Phillips Descola, Alessandro Pignocchi, Ethnographies des mondes à venir, Seuil, 2022
Ce dialogue entre un ethnologue et philosophe auteur de bandes dessinés trace les contours d’une autre organisation sociale, proche des aspirations anarchistes, mais profondément intégrée dans les luttes et la société actuelle. Les propositions s’inspirent fortement de la ZAD de Notre Dame des Landes, mais aussi des Zapatistes. Leur conception des territoires alternatifs comme base de résistance et de lutte donne une autre dimension aux « éco-lieux » et surtout aux ZAD.
Dix chapitres, dix façons d’aborder le sujet des mondes à venir.
1/ Définition du naturalisme, comme séparation entre humains et non-humains.
2/ Symétrisation ethnographique et symétrisation ethnologique.
3/ Critique de l’évolutionnisme. Il y a différentes façons de concevoir le monde, les relations humains et non-humains, il y a différentes façons de concevoir les relations entre l’environnement, le social et l’économie. La situation actuelle de domination de l’économie est une situation récente et très particulière, pas l’aboutissement d’une évolution inéluctable, on peut donc en sortir.
« Quand le monde va pour soi, il va de soi. » (Bourdieu) p 30.
4/ La typologie de Descola
Ce chapitre décrit la typologie de Descola, donc nous retirons quelques réflexions qui nous éclairent un peu plus.
Sur « l’analogique, tant les propriétés mentales que les dispositions physiques des êtres sont éclatées en se multiples composantes emmêlées et discontinues.[…] L’Europe a été analogique jusqu’à une époque relativement récente et nous le sommes encore en partie. L’exemple le plus évident est peut-être l’astrologie qui dessine de analogies entre les dispositions mentales et physiques des humains et des phénomènes cosmiques. » p 61
Pignocchi établit un lien entre le retour à la terre et le totémisme, en expliquant que le totémisme correspond à un retour à la terre progressiste, qui inclue, alors que le retour à la terre réactionnaire exclut celui qui vient d’ailleurs. P 63.
5/ Réflexions sur la ZAD où Pignocchi a introduit Descola.
6/ L’économie.
La relation entre naturalisme et capitalisme est ici bien explicitée. « Dépasser le naturalisme c’est extraire au moins en partie les plantes, les animaux et les milieux de vie de la catégorie des objets… » p 82.
L’origine de notre système économique, au XVIIIeme siècle, c’est « la création d’un marché généralisé de la terre et de la main d’œuvre » p 83. La mise en relation des deux est très éclairante.

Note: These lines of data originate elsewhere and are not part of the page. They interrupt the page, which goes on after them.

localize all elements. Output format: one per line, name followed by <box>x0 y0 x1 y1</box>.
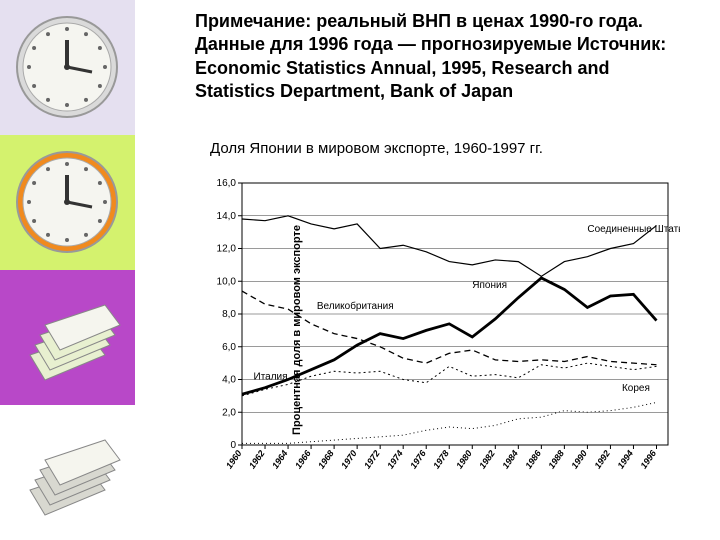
svg-text:Япония: Япония <box>472 280 507 291</box>
svg-text:1960: 1960 <box>224 448 244 470</box>
sidebar-tile <box>0 270 135 405</box>
svg-text:1990: 1990 <box>569 448 589 470</box>
svg-text:1994: 1994 <box>615 448 635 470</box>
svg-text:1968: 1968 <box>316 448 336 470</box>
svg-text:Италия: Италия <box>254 372 288 383</box>
note-text: Примечание: реальный ВНП в ценах 1990-го… <box>195 10 675 104</box>
sidebar-tile <box>0 135 135 270</box>
svg-text:4,0: 4,0 <box>222 375 236 386</box>
svg-text:1962: 1962 <box>247 448 267 470</box>
chart-title: Доля Японии в мировом экспорте, 1960-199… <box>210 140 543 157</box>
svg-text:6,0: 6,0 <box>222 342 236 353</box>
svg-text:Великобритания: Великобритания <box>317 300 394 312</box>
svg-text:16,0: 16,0 <box>217 178 237 189</box>
svg-text:1972: 1972 <box>362 448 382 470</box>
svg-text:2,0: 2,0 <box>222 407 236 418</box>
svg-text:1970: 1970 <box>339 448 359 470</box>
svg-text:1996: 1996 <box>638 448 658 471</box>
svg-text:1992: 1992 <box>592 448 612 470</box>
svg-text:8,0: 8,0 <box>222 309 236 320</box>
svg-text:1982: 1982 <box>477 448 497 470</box>
svg-text:10,0: 10,0 <box>217 276 237 287</box>
svg-text:14,0: 14,0 <box>217 211 237 222</box>
svg-text:1988: 1988 <box>546 448 566 470</box>
svg-text:1976: 1976 <box>408 448 428 471</box>
sidebar-tile <box>0 405 135 540</box>
svg-text:1964: 1964 <box>270 448 290 470</box>
svg-text:1980: 1980 <box>454 448 474 470</box>
svg-text:Корея: Корея <box>622 383 650 394</box>
svg-text:1986: 1986 <box>523 448 543 471</box>
export-share-chart: Процентная доля в мировом экспорте 02,04… <box>200 175 680 485</box>
svg-text:1984: 1984 <box>500 448 520 470</box>
y-axis-label: Процентная доля в мировом экспорте <box>291 225 303 435</box>
svg-text:1978: 1978 <box>431 448 451 470</box>
svg-text:Соединенные Штаты: Соединенные Штаты <box>587 224 680 235</box>
svg-text:12,0: 12,0 <box>217 244 237 255</box>
decorative-sidebar <box>0 0 135 540</box>
svg-text:1966: 1966 <box>293 448 313 471</box>
sidebar-tile <box>0 0 135 135</box>
chart-svg: 02,04,06,08,010,012,014,016,019601962196… <box>200 175 680 485</box>
svg-text:1974: 1974 <box>385 448 405 470</box>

Le système capitaliste acquiert la qualité de réalité naturelle par une sorte d’analogie avec la nature qui est devenue un principe génératif analogue à Dieu, comme la physique ou la chimie. L’humain et le non humains étant devenus des valeurs marchandes, le capitalisme apparait comme le système naturel d’organisation.

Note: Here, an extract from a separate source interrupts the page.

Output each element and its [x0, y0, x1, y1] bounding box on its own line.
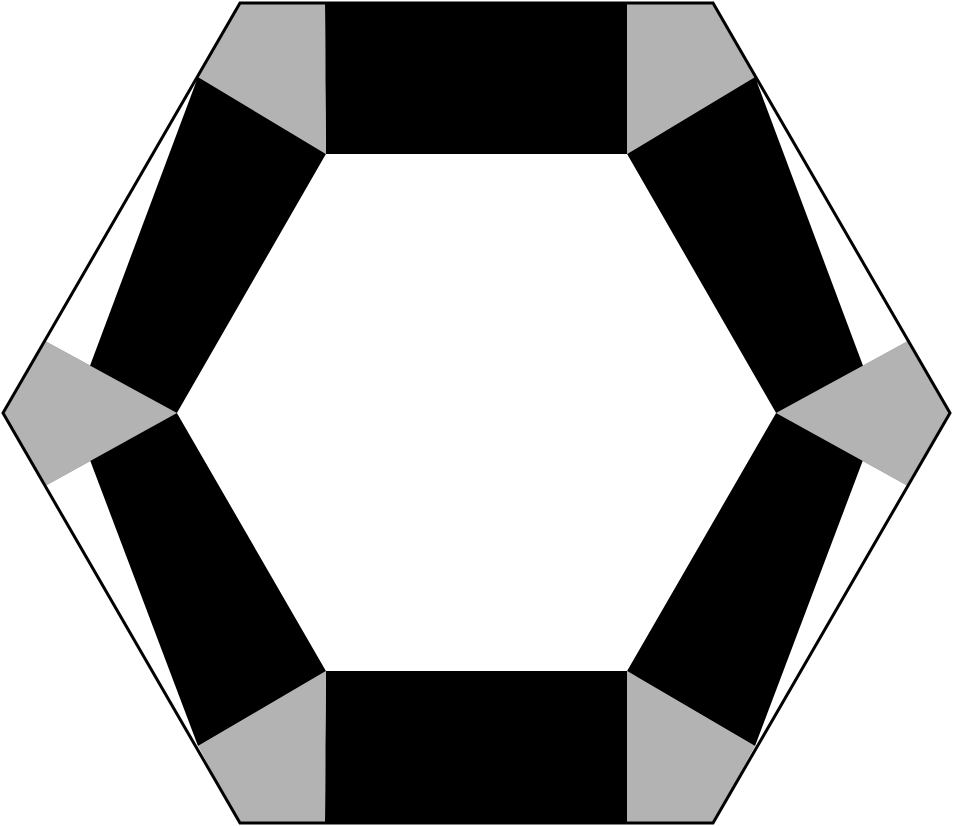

Les non-humains deviennent des alliés dans la confrontation au capitalisme : plantes sauvages insensibles aux herbicides, animaux sauvages protégés, intérêts communs des ouvriers de Fleury-Michin, des cochons et des tourbières gorgées de nitrates.ce sont des géoclasses associant humains et non humains, « une Internationale anticapitaliste inter-espèces « p 85.

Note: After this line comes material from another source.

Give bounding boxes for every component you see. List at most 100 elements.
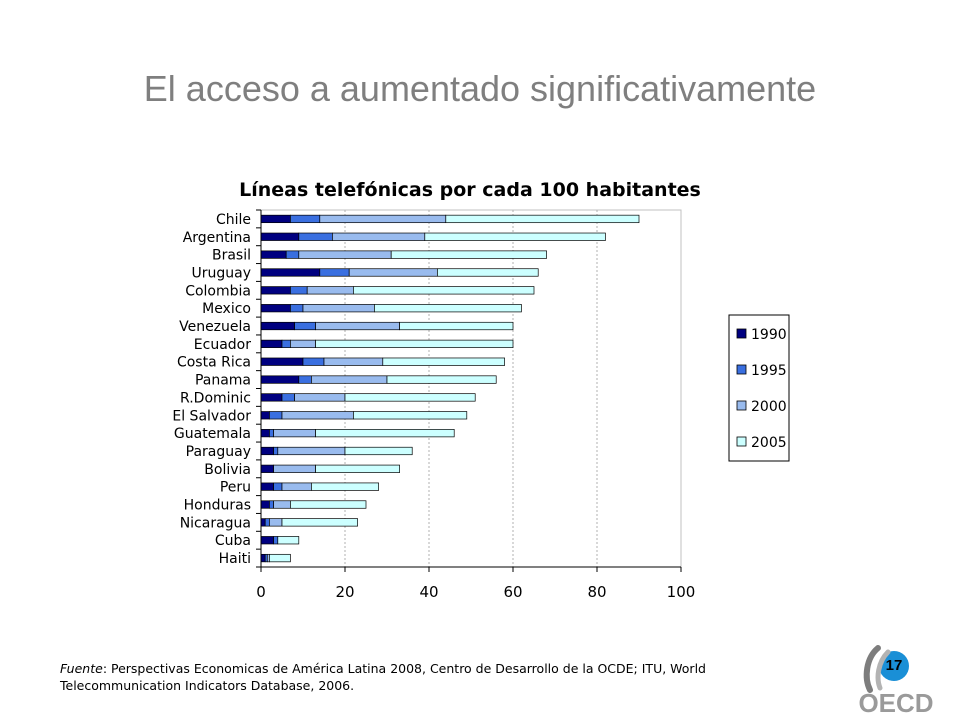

Est-ce les hommes qui possèdent la terre, ou la terre qui possède les hommes comme chez les Are are de l’île mélanésienne de Malaita ? P 90.
7/ Critique de la monnaie comme équivalent général.
8/ Limitation du temps de travail et non accumulation
9/ Pistes pour une nouvelle organisation territoriale
Ce chapitre est renouvelé ma réflexion sur les éco-lieux et les ZAD, présentes comme des lieux de lutte contre le système capitaliste, mais sans vouloir pour autant l’éliminer complètement. C’est plutôt une perspective de société composite, avec des échanges entre les deux système, le système dominant pouvant utiliser l’autre comme soupape. C’est « la fuite offensive » contre le capitalisme, qui pourrait même accentuer les difficultés de recrutement, donc la production ?
Cette coexistence a existé dans le passé, elle n’est pas actuellement possible car le capitalisme a une vocation impérialiste et les rêves de renversement révolutionnaires ont montré leurs dangers et leurs limites, hégémonique, mais c’est peut-être une issue possible, face à la force du capitalisme international. En attendant un effondrement possible, mais pas certain. Voir le Chiapas zapatiste. Pour James Scott la cohabitation entre territoires autonomes et structures de type étatique a toujours été la règle jusqu’à l’époque moderne.
Et l’on en revient à la dédivision du travail.
La perspective c’est donc non pas la prise du pouvoir, mais la fragmentation de l’Etat, consentie par l’Etat lui-même. Sans détruire tous les systèmes de solidarité existants par exemple pour la santé, la retraite, ou même le RSA.